The atlas is the first cervical vertebra and the part of the spine closest to the skull. For this reason it bears the load of the entire skull. It is also called “nodding” because its structure and the muscles that attach to it enable nodding.
Due to its special position and its special function, the atlas, like the second cervical vertebra (axis), has a different structure than all other vertebral bodies. The atlas forms a functional unit with the axis and consists of a small anterior (ventral) and a large posterior (dorsal) vertebral arch. These vertebral arches each have a small bony attachment, the smaller tubercle anterius and the larger tubercle posterius.
On the inside of the anterior vertebral arch is a small pit, the fovea dentis. This serves as a joint connection to the second cervical vertebra, the dens axis. On each side there is a thickened bony structure, the lateral mass.

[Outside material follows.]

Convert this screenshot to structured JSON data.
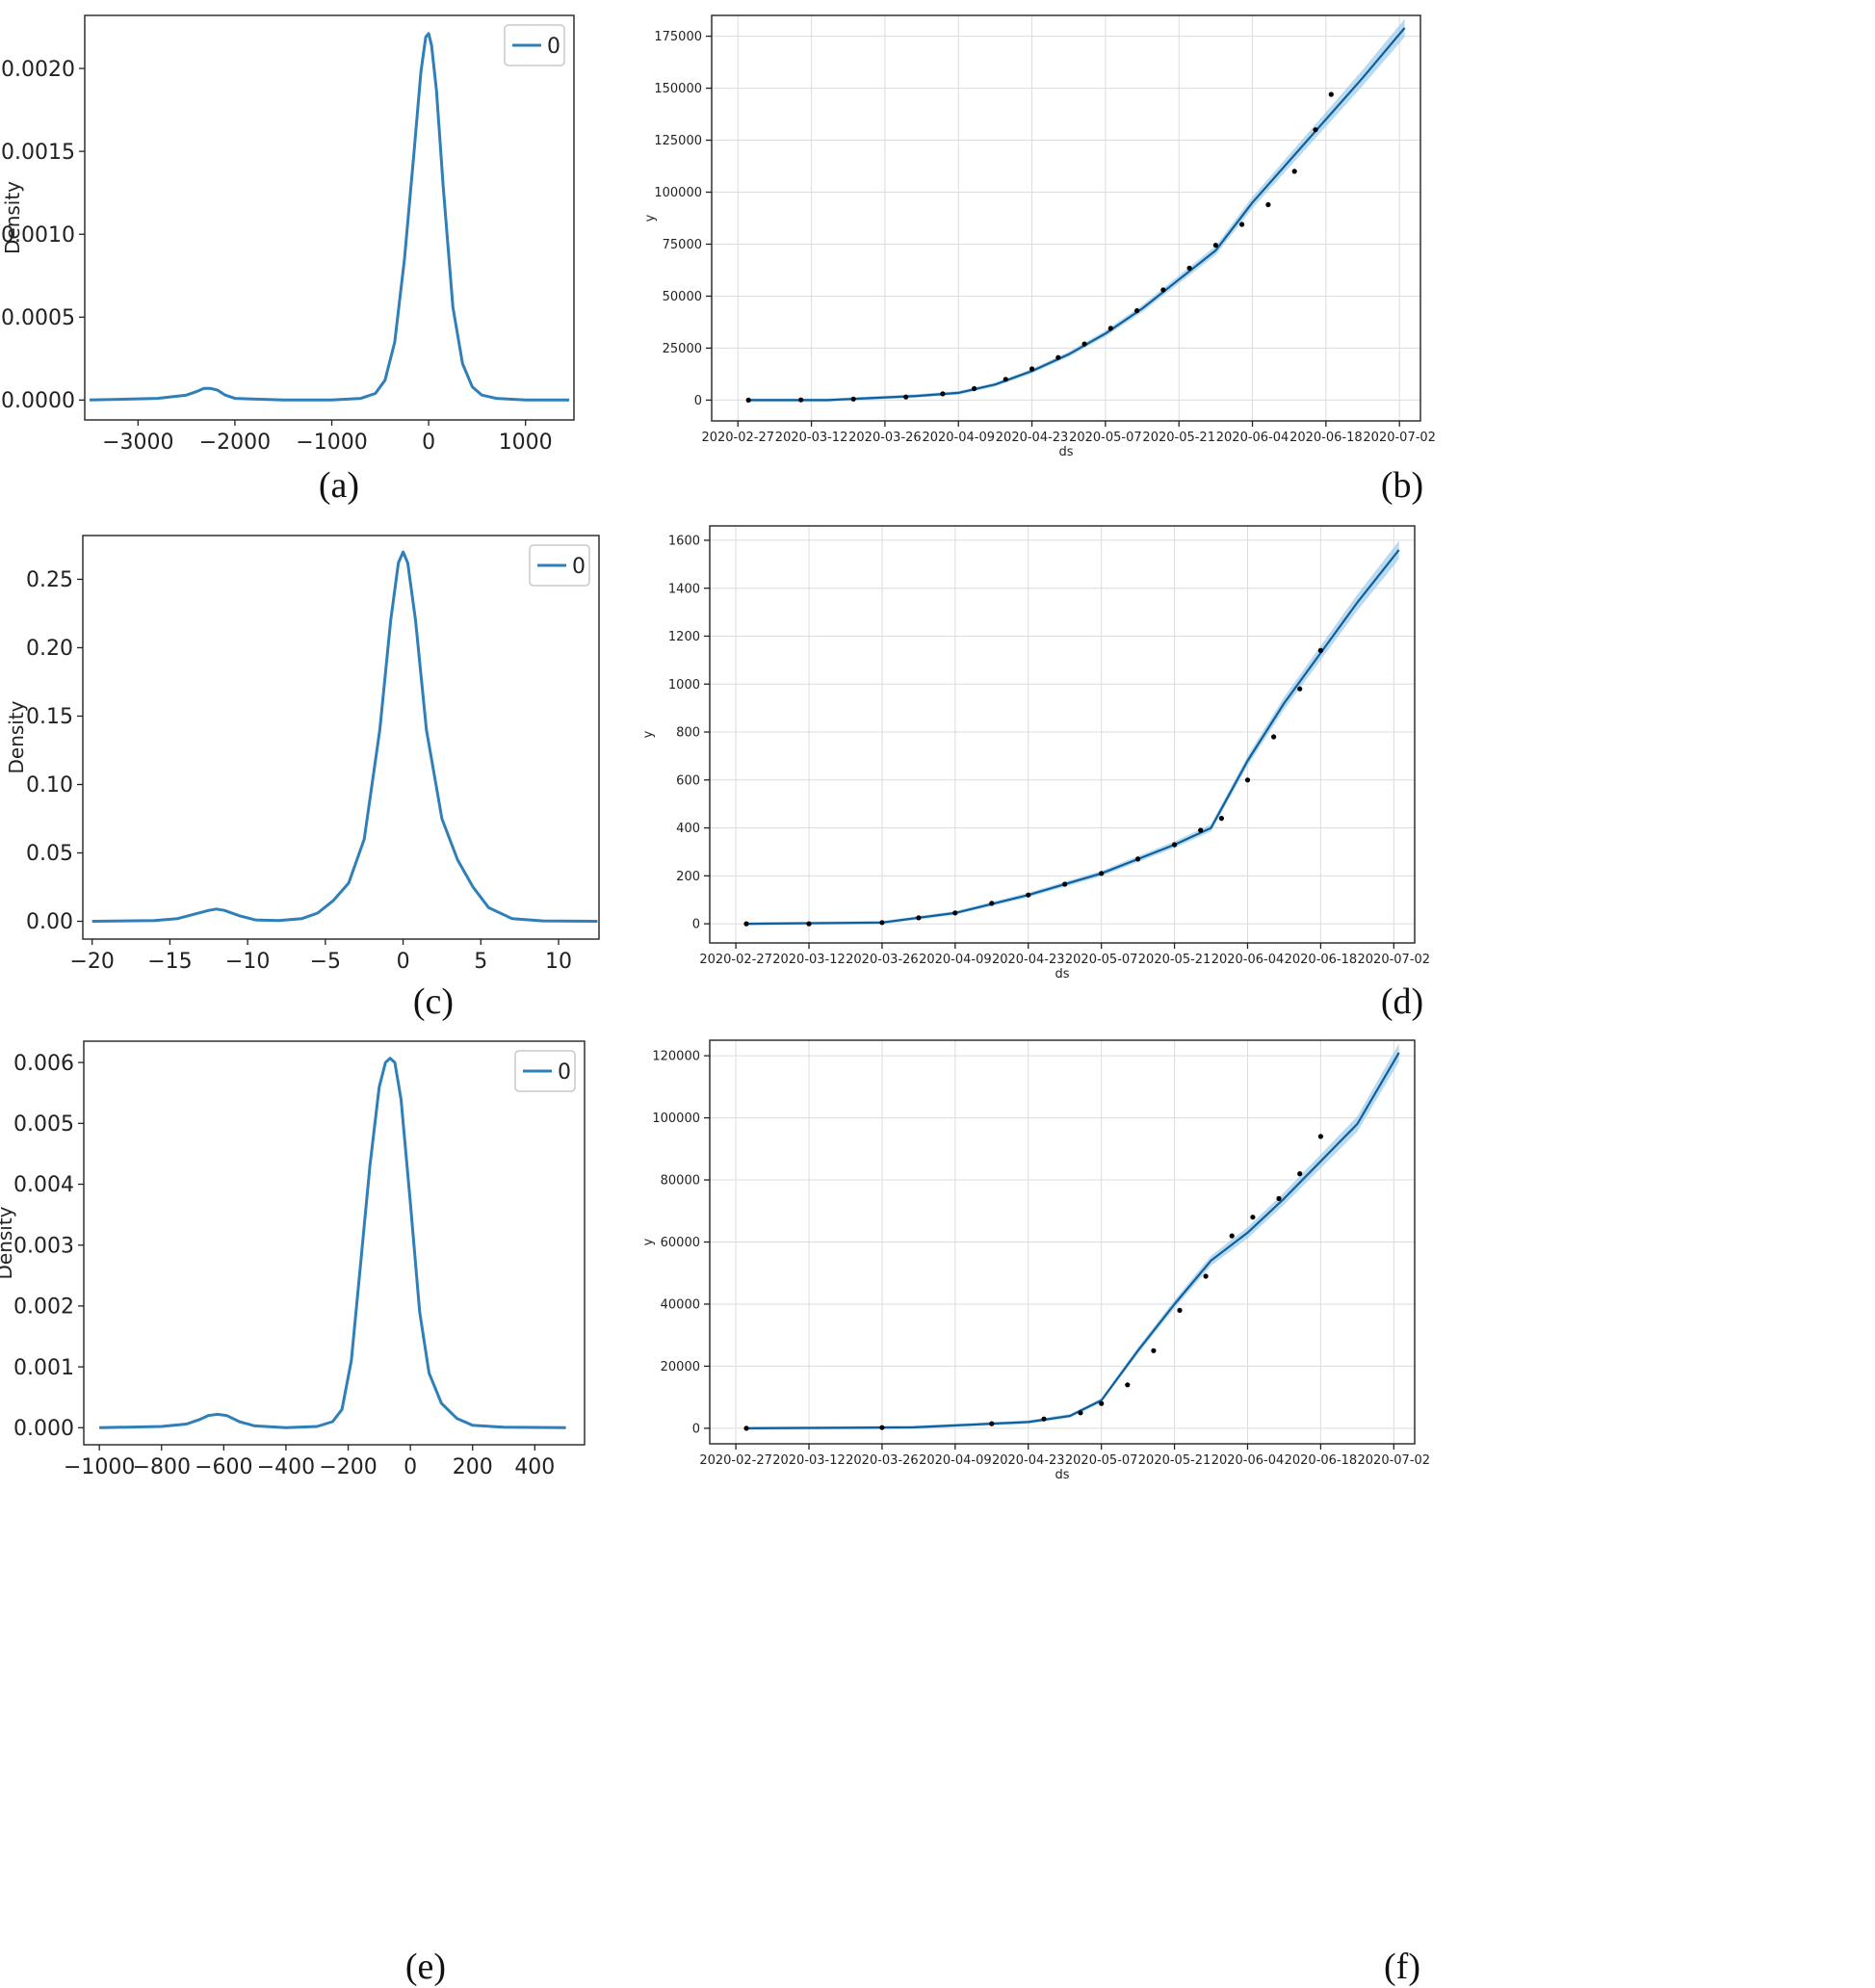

These have a concave articular surface at the top (Facies articularis superior), which serves as a joint connection to the occipital bone. Two further articular surfaces, the inferior articular facets, are located on the lower side of the lateral mass. These serve as the connection to the axis.
In the middle there is a large hole, the Foramen vertebrale. This serves the passage of the spinal cord. On each side there is a small bony protrusion, the Processus transversus.
In this there is a small hole, the Foramen transversarium. It leads the arteria vertebralis, which enters the head through the occipital hole (foramen magnum). The various bony protrusions serve as the origin and starting point for the prevertebral musculature and thus enable the head to move.
The atlas is the central element of the two head joints. On the one hand, it forms the atlantooccipital joint, which is the connection between the skull bone and the cervical spine. This joint enables flexion, extension and lateral movement of the head.
The atlantoaxial joint represents the articulated connection between the first and second cervical vertebrae. It enables the rotation of the head.